Le scritte a lato recitano: QVINTO SAECULIO TRANSACTO A MARTINI LUTHERI PSEVDOREFORMATIONE cioè "TRASCORSI CINQUE SECOLI DALLA PSEVDORIFORMA DI MARTIN LUTERO". Quindi una riforma falsa ( PSEVDO... ). Mi chiedo perché i responsabili delle poste vaticane abbiano voluto lanciare un messaggio così strano:Lutero commemorato, ma con dileggio. Quanto a SAECULIO, mi sembra che ci sia un vistoso errore: in latino si scrive SAECULUM senza la I. Ignoranza del latino in Vaticano? Improvvisazione?

Franco ha detto...

Chiedo scusa. Le due immagini presentate su "Opportune importune" con la scritta "QVINTO EXACTO SAECULIO A MARTINI LUTHERI PSEVDOREFORMATIONE" probabilmente sono state inserite da Cesare Baronio per scherzo.Mi resta da capire se Messori ha visto queste o altre.

miri ha detto...

Ma non avete visto che in basso a sinistra è scritto: caesar baronius fecit?

Cesare Baronio ha detto...

Ops scusate, mio nipote ha fatto un piccolo errore col computer :)
Il francobollo è adesso corretto! Comunque vedo con piacere che erano verosimili, se non altro nella grafica.
Il testo è tutt'altro che progressista, così come le immagini, prese da due (rarissime) immagini satiriche antiluterane.
Se avrete la pazienza di cercare su Google "lutheran reform caricature" vedrete invece le orrende immagini di pseudo-satira anticattolica, con Leone X rappresentato come un demone, un animale, una bestia infernale; e i demoni che generano frati e suore defecandoli (scusate la brutalità), o una vignetta di Leone X su un maiale che regge in mano una deiezione...
Come vedete, la satira verso un eresiarca è molto, molto meno pesante di quella degli eresiarchi verso chi proclama la verità.
Lo era prima, lo è anche oggi.
B+

Sacerdos quidam ha detto...

"fraternità.... francobolli.... e dubia".
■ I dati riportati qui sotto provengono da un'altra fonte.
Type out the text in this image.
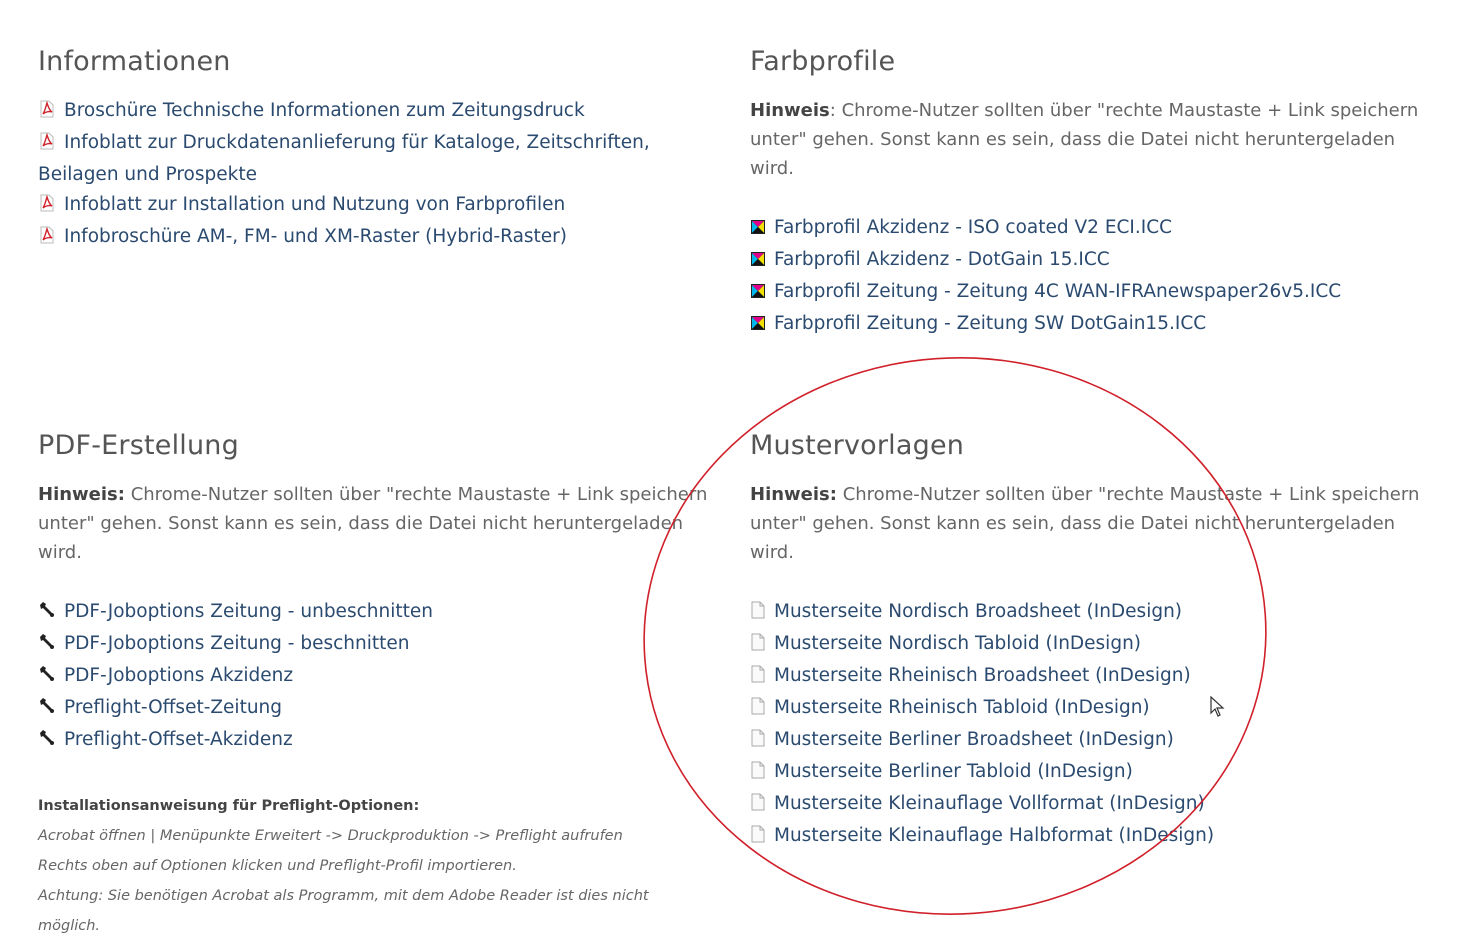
Informationen
Broschüre Technische Informationen zum Zeitungsdruck
Infoblatt zur Druckdatenanlieferung für Kataloge, Zeitschriften, Beilagen und Prospekte
Infoblatt zur Installation und Nutzung von Farbprofilen
Infobroschüre AM-, FM- und XM-Raster (Hybrid-Raster)
Farbprofile

Hinweis: Chrome-Nutzer sollten über "rechte Maustaste + Link speichern unter" gehen. Sonst kann es sein, dass die Datei nicht heruntergeladen wird.

Farbprofil Akzidenz - ISO coated V2 ECI.ICC
Farbprofil Akzidenz - DotGain 15.ICC
Farbprofil Zeitung - Zeitung 4C WAN-IFRAnewspaper26v5.ICC
Farbprofil Zeitung - Zeitung SW DotGain15.ICC
PDF-Erstellung

Hinweis: Chrome-Nutzer sollten über "rechte Maustaste + Link speichern unter" gehen. Sonst kann es sein, dass die Datei nicht heruntergeladen wird.

PDF-Joboptions Zeitung - unbeschnitten
PDF-Joboptions Zeitung - beschnitten
PDF-Joboptions Akzidenz
Preflight-Offset-Zeitung
Preflight-Offset-Akzidenz
Installationsanweisung für Preflight-Optionen:
Acrobat öffnen | Menüpunkte Erweitert -> Druckproduktion -> Preflight aufrufen
Rechts oben auf Optionen klicken und Preflight-Profil importieren.
Achtung: Sie benötigen Acrobat als Programm, mit dem Adobe Reader ist dies nicht
möglich.
Mustervorlagen

Hinweis: Chrome-Nutzer sollten über "rechte Maustaste + Link speichern unter" gehen. Sonst kann es sein, dass die Datei nicht heruntergeladen wird.

Musterseite Nordisch Broadsheet (InDesign)
Musterseite Nordisch Tabloid (InDesign)
Musterseite Rheinisch Broadsheet (InDesign)
Musterseite Rheinisch Tabloid (InDesign)
Musterseite Berliner Broadsheet (InDesign)
Musterseite Berliner Tabloid (InDesign)
Musterseite Kleinauflage Vollformat (InDesign)
Musterseite Kleinauflage Halbformat (InDesign)
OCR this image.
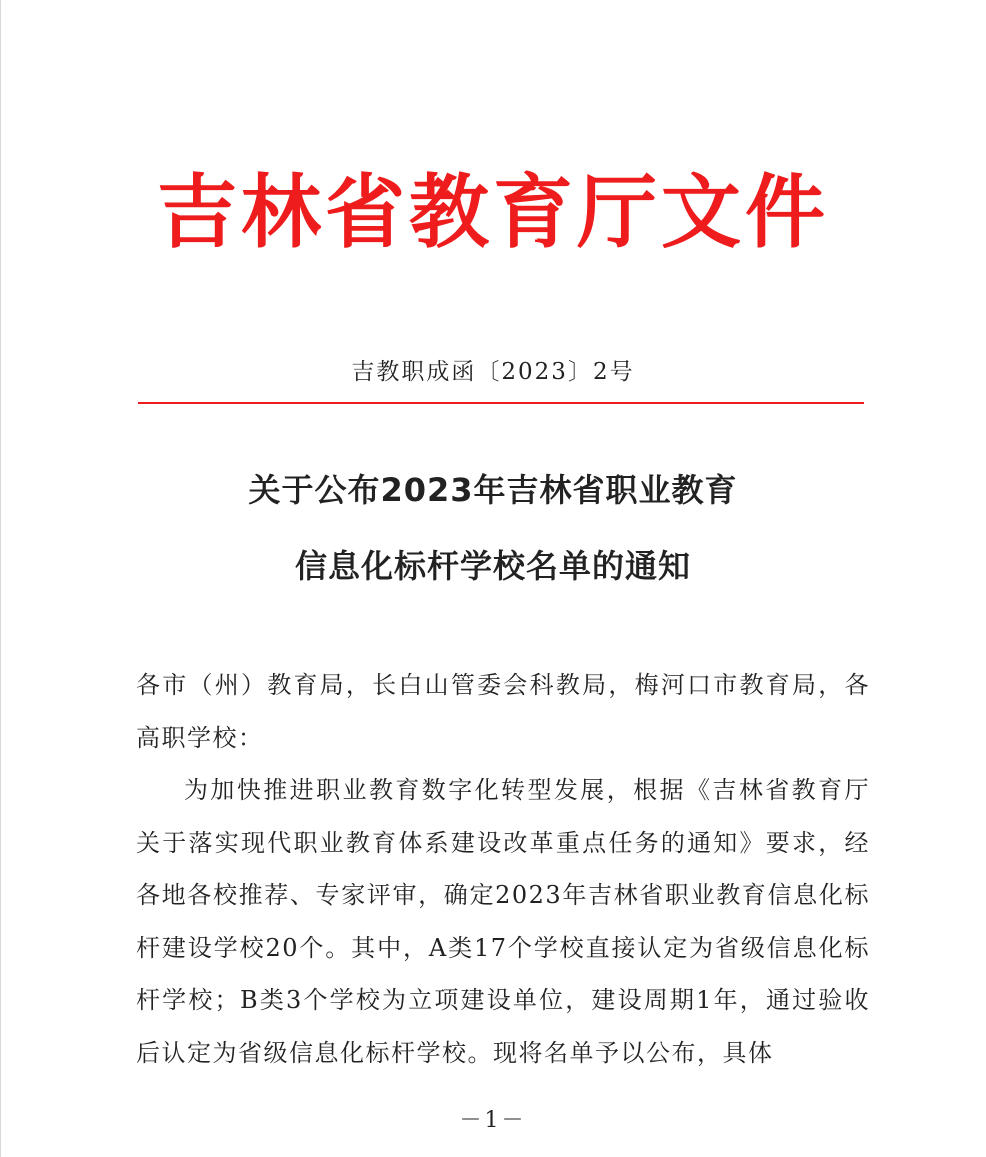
吉林省教育厅文件
吉教职成函〔2023〕2号
关于公布2023年吉林省职业教育
信息化标杆学校名单的通知

各市（州）教育局，长白山管委会科教局，梅河口市教育局，各高职学校：

为加快推进职业教育数字化转型发展，根据《吉林省教育厅关于落实现代职业教育体系建设改革重点任务的通知》要求，经各地各校推荐、专家评审，确定2023年吉林省职业教育信息化标杆建设学校20个。其中，A类17个学校直接认定为省级信息化标杆学校；B类3个学校为立项建设单位，建设周期1年，通过验收后认定为省级信息化标杆学校。现将名单予以公布，具体

－1－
L'articolo del dott. Gnocchi è un'altra conferma di quanto scrivevo giorni fa: più il tempo passa, più i tradizionalisti legati alla FSSPX (anch'io lo sono) si 'incattiviscono', senza riflettere che stipulare l'accordo non vuol dire 'essere d'accordo' con Papa Bergoglio, e neppure diventare la sfaccettatura tradizionalista della poliedrica 'chiesa bergogliana'. Dove vede il dott. Gnocchi questo automatismo?
I vertici della Fraternità vengono visti quasi come dei collaborazionisti, dei 'ralliés', con Mons. Schneider nelle vesti di pifferaio di Hamelin...

Non mi sembra che Gnocchi avesse assunto questo atteggiamento quando era nell'aria l'accordo sotto il precedente Sommo Pontificato: accordo non meno pericoloso, solo che si abbia coscienza di quale fosse l'ideologia e la tattica dell'allora Papa Ratzinger, che rispetto a Papa Bergoglio si limitava a procedere nello sviluppare il Vaticano II in modo più prudente e lento, ma in sostanza identico.


Walter ha detto...

Vorrei ricordare, come ha spiegato saggiamente Don Luigi Villa, che era anche un omicida-suicida...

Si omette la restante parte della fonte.